The wealth shows. Yongkang residents reportedly own a concentration of luxury cars rare for a city of under one million people. New-home prices in the city center approach 30,000 yuan per square meter, and per-capita GDP reached 134,119 yuan (about $18,800) in 2024 — levels that outpace many larger inland provincial capitals. Industrial statistics are stark: the city posted 1,048 billion yuan in above-scale industrial output (about $15 billion) with the hardware cluster accounting for over 90% of that output and more than 80% of local GDP. Twelve firms paid annual taxes in the hundreds of millions of yuan; dozens more contribute at the tens-of-millions level.

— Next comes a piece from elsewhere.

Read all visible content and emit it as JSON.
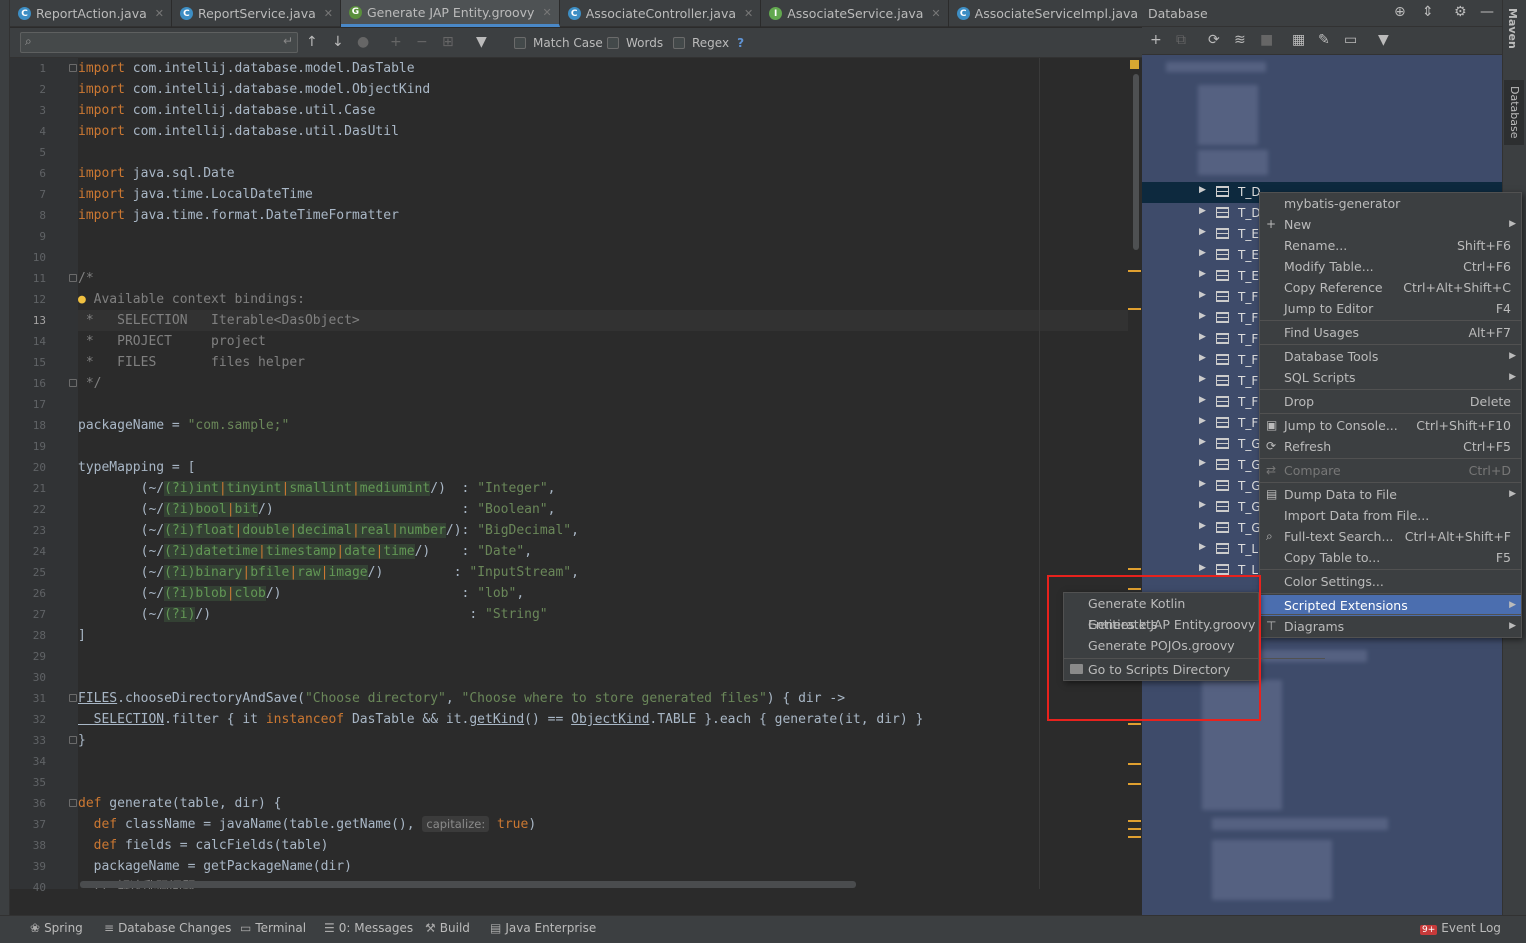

Deep supply chains, digital markets — and external risks

The cluster is ancient and specialized. Yongkang’s metalworking tradition stretches back millennia, and modern development created highly granular division of labor — villages and towns specialize in specific product categories, creating a full chain from raw materials to finished consumer goods. E-commerce and cross-border platforms accelerated a shift: Yongkang’s merchants now dispatch parcels at scale — around 871 million courier items in 2024 — and exports topped 382.57 billion yuan (about $5.4 billion) as companies reached overseas consumers directly. But export dependence means exposure to geopolitics. Trade policy shifts, tariffs or export controls could quickly dent demand and margins, and it has been reported that firms in the cluster closely watch regulatory moves in Europe and the U.S.

What’s next?

Yongkang’s strength is adaptability: its manufacturers can scale standardized runs and respond to highly fragmented, small-batch e-commerce orders. Together with fellow Zhejiang and Jiangsu centers — Yiwu (义乌) and Yuyao (余姚) in Zhejiang, and Qidong (启东) in Jiangsu — the region forms one of China’s most resilient hardware ecosystems. Yet questions remain: can the cluster maintain global market share amid rising trade friction and shifting global supply chains? For now, the answer lies in the same mix that built Yongkang — craft, networks, and a willingness to reinvent the old hardware trade for a digital age.